The fare is a mixture of traditional Puerto Rican dishes like Mofongo (fried and mashed plantains seasoned with salt, garlic, broth, and olive oil), Alcapurrias (a popular fritter dish), Bacalaitos (cod fritters), Sancocho (a traditional broth), and Guanimes con Bacalao (cod) with fusion dishes like the Egg Roll Boricua (a combination of churrasco and plantains in an egg roll wrap), and the Chicken Breast filled with Yuca Mofongo.
There is also Chillo Frito (snapper,) Chuletas Can-Can (a churrasco accompanied by stewed beans and rice), pasta made from malanga (purple taro root), and the Sancocho de la Abuela (a soup of greens and pigs feet.)
When possible — due to the pandemic safety measures — the restaurant features live music with Puerto Rican musicians such as cuatrista Tony Toyan, among others.

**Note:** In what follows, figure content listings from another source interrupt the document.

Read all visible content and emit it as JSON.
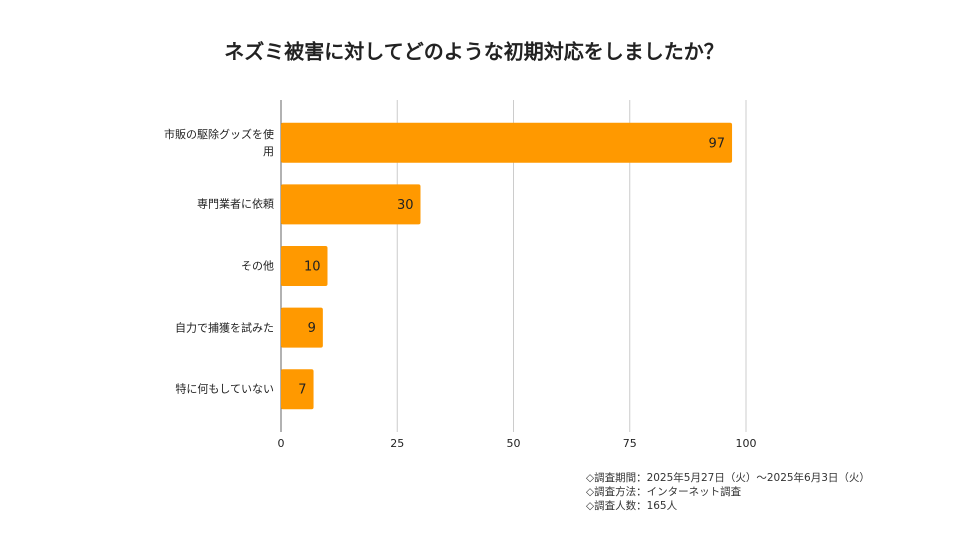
{
  "chart_data": {
    "type": "bar",
    "orientation": "horizontal",
    "title": "ネズミ被害に対してどのような初期対応をしましたか？",
    "categories": [
      "市販の駆除グッズを使用",
      "専門業者に依頼",
      "その他",
      "自力で捕獲を試みた",
      "特に何もしていない"
    ],
    "values": [
      97,
      30,
      10,
      9,
      7
    ],
    "color": "#ff9900",
    "xlim": [
      0,
      100
    ],
    "xticks": [
      0,
      25,
      50,
      75,
      100
    ],
    "grid": true,
    "notes": [
      "◇調査期間：2025年5月27日（火）～2025年6月3日（火）",
      "◇調査方法：インターネット調査",
      "◇調査人数：165人"
    ]
  }
}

“It’s not simply to cook to get a plate out, just to get food out, it’s to put feeling into what one is doing,” he said.
Chef Jimenez started studying agribusiness at the University of Puerto Rico, but soon after decided to take a year off. In that year, he took a cooking course and started cooking for his friends, and has not left the kitchen since.
For the Puerto Rican Diaspora in Florida, Cocina con Raices has become a place to gather, eat good food, and trade news from home. A place to shed a bit of that nostalgia for home.
“This restaurant has become a gathering place for Boricuas,” Chef Jimenez said. “And you see them, you go to the tables, and you feel you are embraced by your homeland.”
“It’s very special,” he said.
So, next time you are in Miami, go and enjoy Chef Jimenez’s food and feel closer to that island we all love — that 100 x 35. You might just run into Nicky Jam or Gilberto Santa Rosa or be seated next to celebrity chefs Johana Clavel and Patty Zerpa — who come for the authentic Boricua food and stay for the atmosphere of home.